Comer por cinco euros

Autor: Juan José Lapitz/Académico de Número.
Publicado en: Saber y Sabor de “El Diario Vasco” (17/09/2016)

Centenario 82El homenaje que hace dos semanas se le rindió a José María Busca Isusi en Zumarraga, tuvo, a mi entender, un calificativo entrañable. El pueblo, con su alcalde al frente, arropó a la familia (se reunieron 55 miembros), académicos y cofradías  con sus vistosos atuendos, que pusieron  la nota de color por las calles. El Zelai Arizti aretoa casi cubrió su aforo en un acto cultural que remató el otxote Eguzkilore, que sorprendió por la calidad de sus voces. En el restaurante Etxeberri el menú rozó la perfección, no solo por lo servido sino también por el servicio.
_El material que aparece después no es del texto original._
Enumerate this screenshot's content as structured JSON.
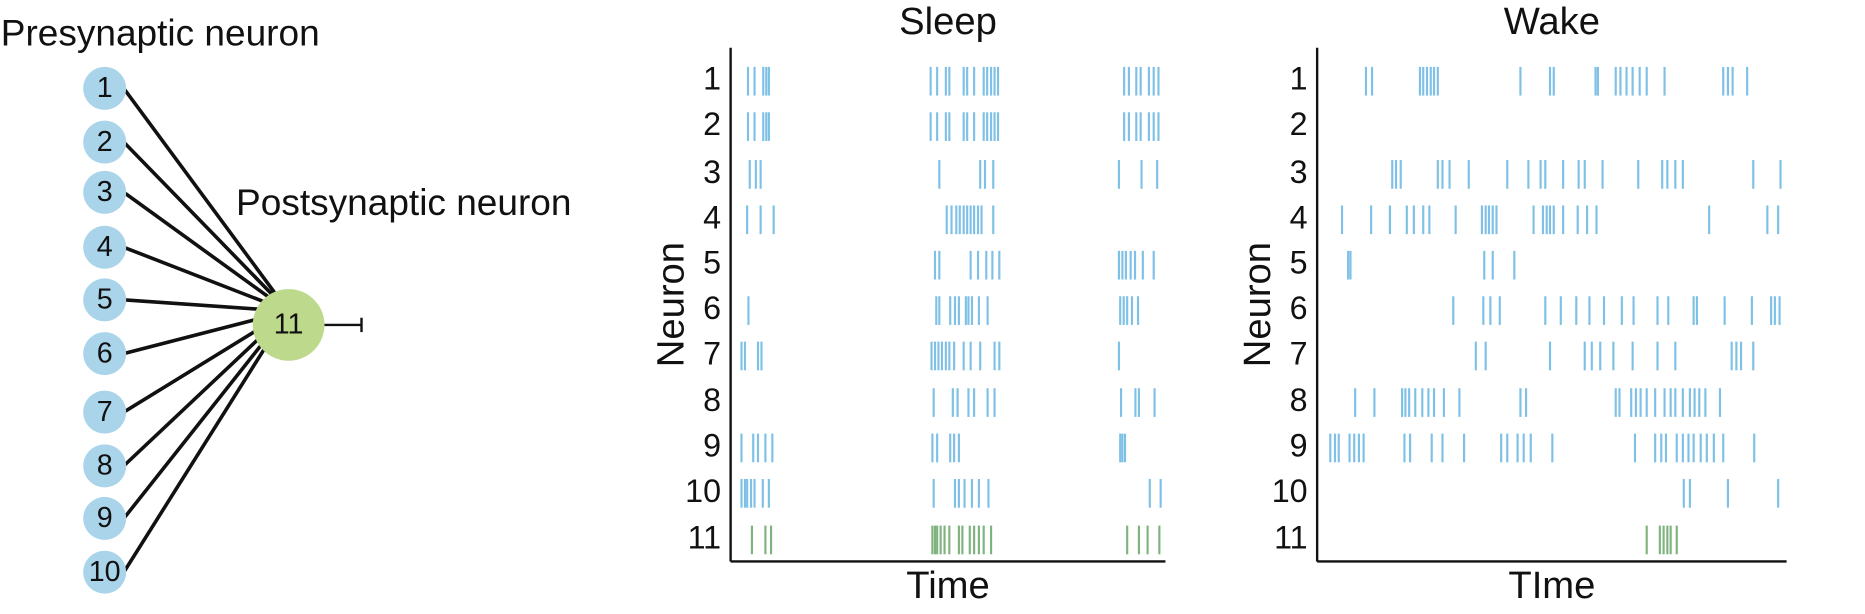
{
  "diagram": {
    "presynaptic_title": "Presynaptic neuron",
    "postsynaptic_title": "Postsynaptic neuron",
    "presynaptic_nodes": [
      "1",
      "2",
      "3",
      "4",
      "5",
      "6",
      "7",
      "8",
      "9",
      "10"
    ],
    "postsynaptic_node": "11",
    "presynaptic_color": "#a9d4ea",
    "postsynaptic_color": "#bcd98c"
  },
  "rasters": [
    {
      "title": "Sleep",
      "ylabel": "Neuron",
      "xlabel": "Time",
      "rows": [
        "1",
        "2",
        "3",
        "4",
        "5",
        "6",
        "7",
        "8",
        "9",
        "10",
        "11"
      ],
      "xlim": [
        0,
        100
      ],
      "color": "#7ec0e6",
      "output_color": "#7fb37d",
      "spikes": [
        [
          4,
          5.5,
          7.5,
          8.2,
          8.8,
          46,
          47.5,
          49.5,
          50.3,
          53.6,
          54.4,
          56,
          58.2,
          59,
          59.9,
          60.7,
          61.5,
          90.5,
          91.6,
          93.3,
          94.3,
          96.2,
          97.3,
          98.4
        ],
        [
          4,
          5.5,
          7.5,
          8.2,
          8.8,
          46,
          47.5,
          49.5,
          50.3,
          53.6,
          54.4,
          56,
          58.2,
          59,
          59.9,
          60.7,
          61.5,
          90.5,
          91.6,
          93.3,
          94.3,
          96.2,
          97.3,
          98.4
        ],
        [
          4.4,
          5.8,
          6.9,
          48,
          57.4,
          58.5,
          60.4,
          89.3,
          94.5,
          98.1
        ],
        [
          3.8,
          6.9,
          9.9,
          49.7,
          50.8,
          51.9,
          52.7,
          53.6,
          54.4,
          55.2,
          56,
          56.9,
          57.7,
          60.4
        ],
        [
          47,
          48,
          55.2,
          56.9,
          58.8,
          60.2,
          61.8,
          89.3,
          90.1,
          90.9,
          92,
          93,
          94.8,
          97.3
        ],
        [
          4.1,
          47.3,
          48,
          50.5,
          51.6,
          52.5,
          54.1,
          54.7,
          55.5,
          57.1,
          59.1,
          89.6,
          90.4,
          91.2,
          92.3,
          93.7
        ],
        [
          2.5,
          3.3,
          6.3,
          7.1,
          46.2,
          47,
          47.8,
          48.6,
          49.5,
          50.3,
          51.4,
          53.6,
          55.2,
          57.4,
          60.7,
          61.8,
          89.3
        ],
        [
          46.7,
          51.1,
          52.2,
          54.7,
          56,
          59.1,
          60.7,
          89.8,
          93.1,
          93.9,
          97.5
        ],
        [
          2.5,
          5.2,
          6.3,
          8,
          9.6,
          46.4,
          47.5,
          50.5,
          51.4,
          52.5,
          89.6,
          90.1,
          90.7
        ],
        [
          2.5,
          3.3,
          3.8,
          4.7,
          5.5,
          7.4,
          8.8,
          46.7,
          51.6,
          52.5,
          53.8,
          55.5,
          57.1,
          59.3,
          96.4,
          98.9
        ],
        [
          4.9,
          8,
          9.3,
          46.4,
          47,
          47.5,
          48.3,
          49.2,
          50.3,
          52.5,
          53.3,
          55,
          56,
          57.1,
          58.2,
          59.9,
          91.2,
          93.9,
          95.9,
          98.6
        ]
      ]
    },
    {
      "title": "Wake",
      "ylabel": "Neuron",
      "xlabel": "TIme",
      "rows": [
        "1",
        "2",
        "3",
        "4",
        "5",
        "6",
        "7",
        "8",
        "9",
        "10",
        "11"
      ],
      "xlim": [
        0,
        100
      ],
      "color": "#7ec0e6",
      "output_color": "#7fb37d",
      "spikes": [
        [
          10.4,
          11.7,
          21.9,
          22.6,
          23.4,
          24.2,
          24.9,
          25.7,
          43.3,
          49.6,
          50.4,
          59.3,
          59.8,
          63.6,
          64.6,
          65.9,
          67.2,
          68.7,
          70.2,
          74,
          86.5,
          87.5,
          88.5,
          91.6
        ],
        [],
        [
          16,
          16.8,
          17.8,
          25.7,
          26.7,
          28.2,
          32.3,
          40.5,
          45,
          47.6,
          48.6,
          52.4,
          55.7,
          57,
          60.8,
          68.4,
          73.5,
          74.6,
          76.3,
          77.9,
          92.9,
          98.7
        ],
        [
          5.3,
          11.5,
          15.5,
          19.1,
          20.6,
          22.6,
          23.9,
          29.5,
          35.1,
          35.9,
          36.6,
          37.4,
          38.2,
          46.1,
          48.1,
          48.9,
          49.6,
          50.4,
          52.4,
          55.5,
          57.5,
          59.5,
          83.5,
          95.9,
          98.2
        ],
        [
          6.6,
          7.1,
          35.6,
          37.4,
          42
        ],
        [
          29,
          35.4,
          36.9,
          38.9,
          48.6,
          51.9,
          55.2,
          58,
          61.1,
          64.9,
          67.4,
          72.5,
          74.8,
          80.2,
          80.9,
          86.8,
          92.6,
          96.7,
          97.5,
          98.5
        ],
        [
          33.8,
          35.9,
          49.6,
          57,
          58.5,
          60.3,
          63.1,
          67.2,
          72.5,
          76.3,
          88.3,
          89.3,
          90.3,
          92.9
        ],
        [
          8.1,
          12.2,
          18.1,
          18.8,
          19.6,
          20.9,
          22.4,
          23.7,
          24.9,
          27,
          30.3,
          43.3,
          44.5,
          63.6,
          64.4,
          66.9,
          67.9,
          68.9,
          70.2,
          72,
          74,
          75.3,
          76.3,
          77.9,
          79.4,
          80.4,
          81.4,
          82.7,
          85.8
        ],
        [
          2.8,
          3.8,
          4.6,
          6.9,
          7.9,
          8.9,
          9.9,
          18.6,
          19.8,
          24.4,
          26.7,
          31.3,
          39.2,
          40.5,
          42.7,
          44,
          45.5,
          50.1,
          67.7,
          72,
          73.3,
          74.3,
          76.6,
          77.9,
          79.1,
          80.2,
          81.7,
          83,
          84.5,
          86.5,
          93.1
        ],
        [
          78.1,
          79.4,
          87.5,
          98.2
        ],
        [
          70.2,
          73,
          73.8,
          74.6,
          75.3,
          76.6
        ]
      ]
    }
  ]
}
Para los curiosos diré que los 172 comensales degustaron un cocktail de bienvenida acompañado de una decena de variedades de fritos y jamón, servido en los jardines. En la mesa hubo lasaña de hongos y medio pato a la naranja, con una copa de yogur y frutos del bosque como postre. Se bebió un crianza de Martínez Lacuesta. Hubo un emotivo final, el de los peques de la familia Busca cantando el “Aldapeko sagarraren” entorno a la amona Carmen.

 

Foto Presidente y Lauran Busca

Lauran Busca, junto a María del Mar Churruca, Presidente de la Academia Vasca de Gastronomía

Ahora quiero detenerme en la intervención de Lauran, el hijo mayor de José María, que describió la vida familiar de su padre con apuntes didácticos. Apuntó que en su casa había que nutrir once bocas (los padres y sus nueves hijos) y que la cocina de los Buscas tenía fama de buena, pero aseguró el ponente: “Yo creo que mientras viví en el seno familiar no comí más de cinco veces solomillo, pero me forré de albondiguillas y filetes rusos o hamburguesas. Por la lectura de revistas extranjeras, él tenía muchos conocimientos sobre nutrición, practicados en naciones adelantadas. Por ello, era frecuente que en nuestra dieta diaria entraran sardinas, chicharros, anchoas y verdeles, que aquí estaban mal vistos por ser pescados azules”. Recordó que su padre fue atacado por los medios de comunicación de izquierdas, cuando demostró en los años sesenta que se podía comer por cinco duros. Lauran dijo que hoy día una persona puede desayunar, comer, merendar y cenar por 5€ diarios, como media mensual, no un día excepcional. Recuerdo que en el Toki-Alai de Bidania, Jose Mari y yo comimos alubias de Tolosa, un filete de ternera y queso Idiazabal, y al terminar me dijo: “Lapitz, hoy el Sha de Persia ha podido comer igual de bien que nosotros; mejor no”. Comer caro no significa comer mejor.